At the urging of the UK Government, the Academy of Medical Sciences is conducting a review of the report ‘Drugs Futures 2025‘ published by Foresight, which does horizon scanning and futures work for the UK Government. The growing interest is being driven by both the ‘supply’ side i.e. better knowledge base in psychology, pharmacology, neuroscience and greater focus on social policy, as well as the ‘demand’ side i.e. greater and growing consumption particularly of ‘recreational’ drugs, growing issues of mental health including those arising from an ageing population such as dementia, and discouraging mental health statistics including the highest incidence of self-harm in Europe. Recently there has also been concern that modern urban life’s stresses mean few of us get ‘8 hours of sleep’ although that figure itself is often disputed, although the ill-effects of the lack of sleep are rarely doubted. Cognition enhancement drugs are therefore of interest, not just as an economic possibility, a desirable product in our quest for designer-everything from genes to babies, and one with potentially significant social and ethical ramifications.

Some cognition enhancement drugs are already in use. For instance, Modafinil is already used in the United States for treating excessive sleepiness due to narcolepsy. Its promotional website describes it as “a mood-brightening and memory-enhancing psychostimulant which enhances wakefulness and vigilance”. It also claims that it is different from amphetamines, drugs like Ritalin, and cocaine, and does not create anxiety or jitters. Some beta-blockers are also reported to reduce unpleasant memories from stressful experiences.

Neurologist Anjan Chatterjee of UPenn describes these emerging possibilities as ‘cosmetic neurology’ which will raise difficult ethical issues (excellent article through the link, by the way!).

Whenever these drugs become a mass-scale technological feasibility, the real usefulness of these drugs would be in treating real problems of cognition whether due to ageing or due to a real disorder. Especially for elderly patients drawing their pensions, meagre and getting worse by all descriptions, the question of ‘who will pay?’ remains a considerable one for using these cognition enhancement drugs in contexts of dementia and age-related cognitive impairment. Further, the pharmaceutical sector is overwhelmingly focused on developing drugs for lifestyle diseases of the developed world rather than on diseases of the developing world. I would not hold my breath for this field to be any different.

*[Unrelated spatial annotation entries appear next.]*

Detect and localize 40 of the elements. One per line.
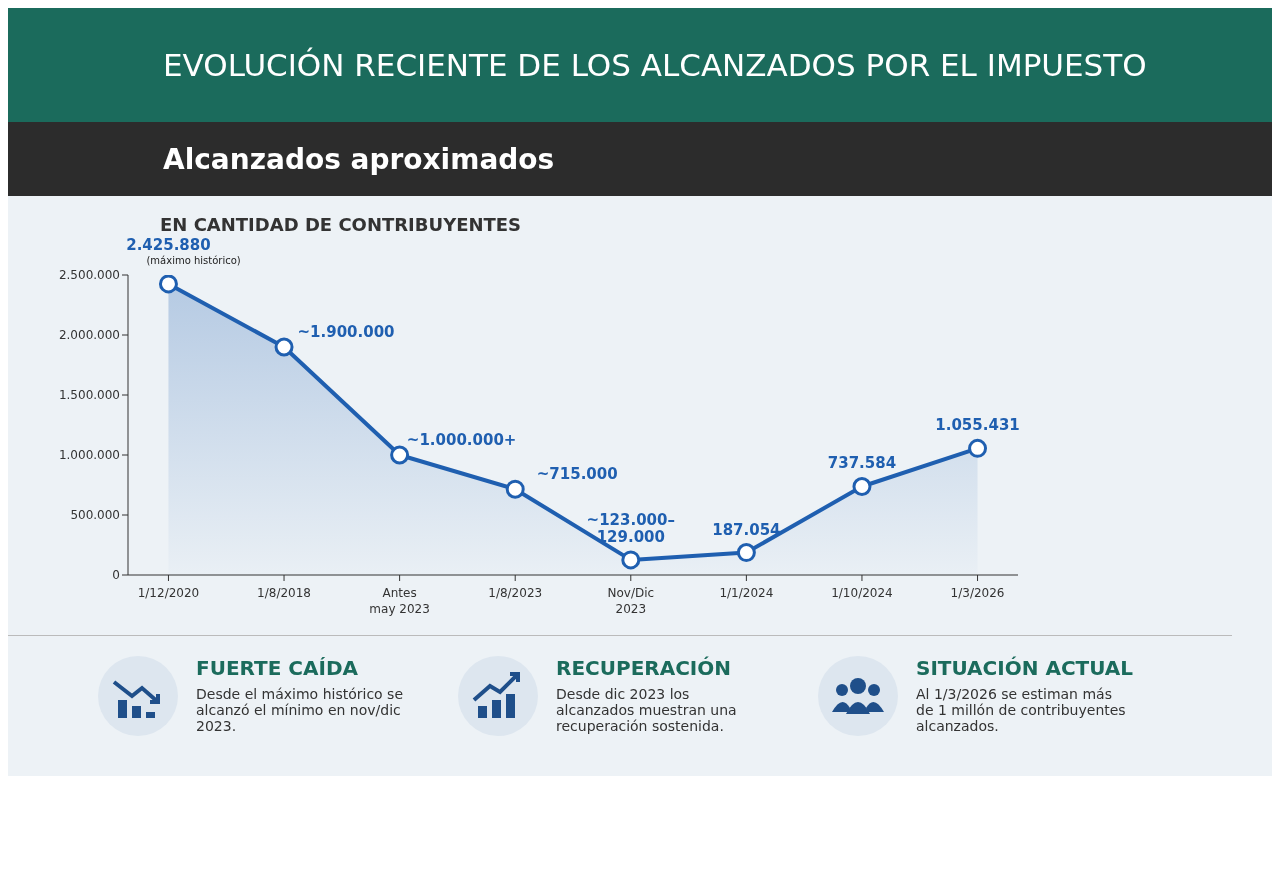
text: FUERTE CAÍDA [196, 656, 359, 680]
point [390, 445, 410, 465]
data-label: ~123.000– 129.000 [586, 510, 675, 546]
y-tick-label: 2.000.000 [58, 328, 120, 343]
x-tick-label: 1/10/2024 [831, 586, 893, 600]
y-tick-label: 1.000.000 [58, 448, 120, 463]
point [505, 479, 525, 499]
text: SITUACIÓN ACTUAL [916, 656, 1134, 680]
y-axis-title: EN CANTIDAD DE CONTRIBUYENTES [159, 213, 523, 235]
point [158, 275, 178, 294]
chart-title: EVOLUCIÓN RECIENTE DE LOS ALCANZADOS POR EL IMPUESTO [8, 8, 1272, 122]
data-label: 2.425.880 [126, 235, 211, 254]
x-tick-label: Nov/Dic 2023 [607, 586, 655, 616]
y-tick-label: 2.500.000 [58, 268, 120, 283]
y-tick-label: 500.000 [70, 508, 120, 523]
point [852, 476, 872, 496]
data-label: 187.054 [712, 520, 781, 539]
text: Al 1/3/2026 se estiman más de 1 millón de contribuyentes alcanzados. [916, 686, 1126, 734]
text: RECUPERACIÓN [556, 656, 733, 680]
data-label: 1.055.431 [935, 416, 1020, 435]
point [274, 337, 294, 357]
y-tick-label: 1.500.000 [58, 388, 120, 403]
data-label: ~715.000 [536, 465, 618, 484]
text: Desde dic 2023 los alcanzados muestran una recuperación sostenida. [556, 686, 738, 734]
x-tick-label: 1/1/2024 [719, 586, 774, 600]
annotation: (máximo histórico) [146, 254, 241, 266]
text: Desde el máximo histórico se alcanzó el mínimo en nov/dic 2023. [196, 686, 404, 734]
data-label: 737.584 [827, 454, 897, 473]
data-label: ~1.000.000+ [406, 431, 517, 449]
x-tick-label: 1/8/2018 [257, 586, 311, 600]
chart-subtitle: Alcanzados aproximados [8, 122, 1272, 196]
y-tick-label: 0 [112, 568, 120, 583]
data-label: ~1.900.000 [297, 323, 395, 341]
point [736, 543, 756, 563]
point [968, 438, 988, 458]
x-tick-label: 1/12/2020 [137, 586, 200, 600]
x-tick-label: 1/8/2023 [488, 586, 543, 600]
x-tick-label: Antes may 2023 [369, 586, 430, 616]
point [621, 550, 641, 570]
x-tick-label: 1/3/2026 [950, 586, 1005, 600]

In the context of a publicly funded healthcare service, such as the NHS in the UK, the vanity applications are likely to be rationed out (i.e. disallowed or unavailable) on the NHS, but the possibility that some will have money to buy anything available will mean a new kind of social schism in ‘health equity’ terms.

The interest in cognitive improvement and rewiring is not new, although the press coverage has started to grow thick and fast; but concerted effort to find reliable and safe pharmacological approaches towards it is a sign of our times. In my other blog on obesity, I often review pharmacological and surgical approaches to obesity, but mostly they are serving the demand for a quick-fix to a certain body size and in some cases, bodily perfection through little effort. The usefulness of drugs, in my view, is moving from ‘treating sickness’ to ‘enabling health’ to ‘enabling perfection’.

Cognition enhancement drugs remain a thing to watch closely.

Other readings:

* An interesting, if provocative, read on the drugs and why we may need a new order vis-a-vis them is Griffith Edwards’s 2-volume book ‘Matters of Substance’.

* Nick Bostrom’s paper is also provides a great overview of cognition enhancement.

* This MIT paper provides a good review of internal and external hardware and software.

PS: My thoughts in this direction were inspired by reading Ben Casnocha’s post asking for ideas for a discussion he is moderating on the ethical implications of science.